Salinas: “If they (the county commission) would just go ahead and commit themselves not to have this election, we’ll give them a check. Why don’t others participate, instead of just four cities (Mission, McAllen, Edinburg and Pharr)? We’d probably even give them more than $250,000 if they would only just stay away from having a hospital district.

“It seems the only way we can get their attention is by voting to not give them any money.

“They're spending 6%. The whole problem is over there at the county. They have a mess.”

When Mission decided to contribute the money for the medical school, the hospital district was never part of the equation, or was it?

Salinas: “The thing is, when we first met about the medical school, at our first meeting, they were talking about the medical school. I was at that meeting. It was a Sunday afternoon. At the end of the meeting ... I wasn't saying really much. I always thought that they were going to try and get a hospital district. My only question to them was, ‘Are you going to create a hospital district, because if you are, I'm going to be against it.’ They (county and local hospital leaders) told me, ‘No, we're not going to create a hospital district.’ ”
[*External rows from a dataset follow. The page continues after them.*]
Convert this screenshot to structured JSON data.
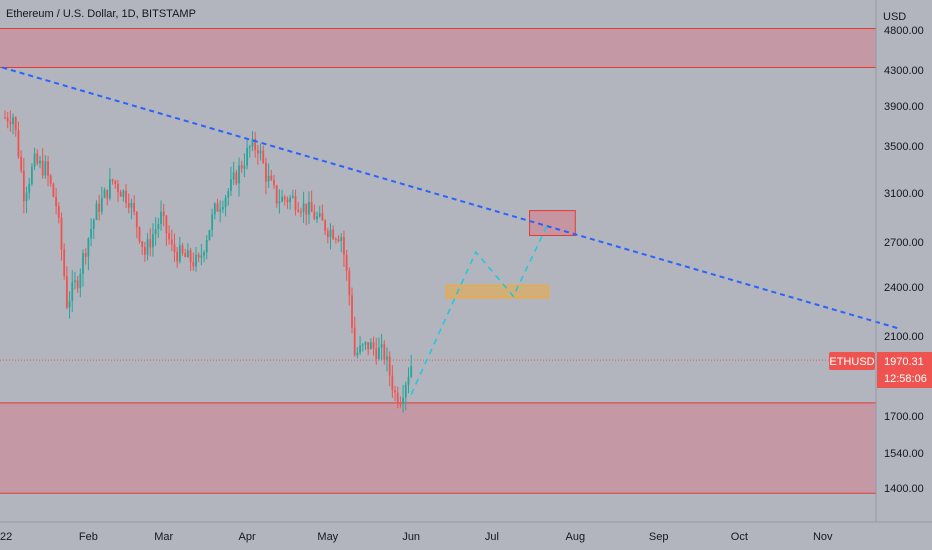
{
  "header": {
    "symbol_title": "Ethereum / U.S. Dollar, 1D, BITSTAMP",
    "currency": "USD"
  },
  "colors": {
    "background": "#b2b5be",
    "up_candle": "#26a69a",
    "down_candle": "#ef5350",
    "zone_fill": "#c98f9b",
    "zone_line": "#e53935",
    "trendline": "#2962ff",
    "projection": "#26c6da",
    "orange_box": "#f9a825",
    "price_tag": "#ef5350"
  },
  "chart_data": {
    "type": "candlestick",
    "symbol": "ETHUSD",
    "interval": "1D",
    "exchange": "BITSTAMP",
    "scale": "log",
    "grid": false,
    "x_tick_labels": [
      "22",
      "Feb",
      "Mar",
      "Apr",
      "May",
      "Jun",
      "Jul",
      "Aug",
      "Sep",
      "Oct",
      "Nov"
    ],
    "y_tick_labels": [
      "4800.00",
      "4300.00",
      "3900.00",
      "3500.00",
      "3100.00",
      "2700.00",
      "2400.00",
      "2100.00",
      "1700.00",
      "1540.00",
      "1400.00"
    ],
    "last_price": {
      "symbol_label": "ETHUSD",
      "price_label": "1970.31",
      "countdown": "12:58:06",
      "value": 1970.31
    },
    "ohlc_path_points": [
      {
        "date": "2022-01-01",
        "price": 3780
      },
      {
        "date": "2022-01-04",
        "price": 3800
      },
      {
        "date": "2022-01-08",
        "price": 3100
      },
      {
        "date": "2022-01-12",
        "price": 3350
      },
      {
        "date": "2022-01-16",
        "price": 3300
      },
      {
        "date": "2022-01-20",
        "price": 3000
      },
      {
        "date": "2022-01-24",
        "price": 2300
      },
      {
        "date": "2022-01-28",
        "price": 2450
      },
      {
        "date": "2022-02-04",
        "price": 2950
      },
      {
        "date": "2022-02-10",
        "price": 3200
      },
      {
        "date": "2022-02-16",
        "price": 3050
      },
      {
        "date": "2022-02-22",
        "price": 2620
      },
      {
        "date": "2022-02-28",
        "price": 2900
      },
      {
        "date": "2022-03-04",
        "price": 2650
      },
      {
        "date": "2022-03-08",
        "price": 2600
      },
      {
        "date": "2022-03-14",
        "price": 2550
      },
      {
        "date": "2022-03-20",
        "price": 2950
      },
      {
        "date": "2022-03-26",
        "price": 3150
      },
      {
        "date": "2022-04-02",
        "price": 3480
      },
      {
        "date": "2022-04-05",
        "price": 3500
      },
      {
        "date": "2022-04-08",
        "price": 3250
      },
      {
        "date": "2022-04-12",
        "price": 3050
      },
      {
        "date": "2022-04-18",
        "price": 3050
      },
      {
        "date": "2022-04-24",
        "price": 2950
      },
      {
        "date": "2022-05-01",
        "price": 2800
      },
      {
        "date": "2022-05-06",
        "price": 2750
      },
      {
        "date": "2022-05-09",
        "price": 2350
      },
      {
        "date": "2022-05-11",
        "price": 2000
      },
      {
        "date": "2022-05-16",
        "price": 2050
      },
      {
        "date": "2022-05-22",
        "price": 2000
      },
      {
        "date": "2022-05-26",
        "price": 1800
      },
      {
        "date": "2022-05-28",
        "price": 1790
      },
      {
        "date": "2022-06-01",
        "price": 1950
      }
    ],
    "trendline": [
      {
        "date": "2021-12-31",
        "price": 4330
      },
      {
        "date": "2022-11-30",
        "price": 2140
      }
    ],
    "projection_path": [
      {
        "date": "2022-06-01",
        "price": 1800
      },
      {
        "date": "2022-06-25",
        "price": 2630
      },
      {
        "date": "2022-07-09",
        "price": 2340
      },
      {
        "date": "2022-07-22",
        "price": 2850
      }
    ],
    "zones": [
      {
        "name": "upper-resistance-zone",
        "from_price": 4330,
        "to_price": 4820
      },
      {
        "name": "lower-support-zone",
        "from_price": 1380,
        "to_price": 1760
      }
    ],
    "boxes": [
      {
        "name": "target-box",
        "from_date": "2022-07-15",
        "to_date": "2022-08-01",
        "from_price": 2750,
        "to_price": 2950,
        "color": "red"
      },
      {
        "name": "retest-box",
        "from_date": "2022-06-14",
        "to_date": "2022-07-22",
        "from_price": 2330,
        "to_price": 2410,
        "color": "orange"
      }
    ]
  }
}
You’ve said before that having a hospital district along the border is problematic. Can you explain why?

Salinas: “We do have so many entities already that it’s crazy. If you have a hospital district in Temple, Texas, or you having a hospital district in San Antonio, it’s fne. You don't have a border city. You don't have a border town to the south, like we do, with 2 million people living there.

“We still don't know how many people in our local hospitals are coming from south of the border, because the hospitals have to take them. They cannot turn them away.”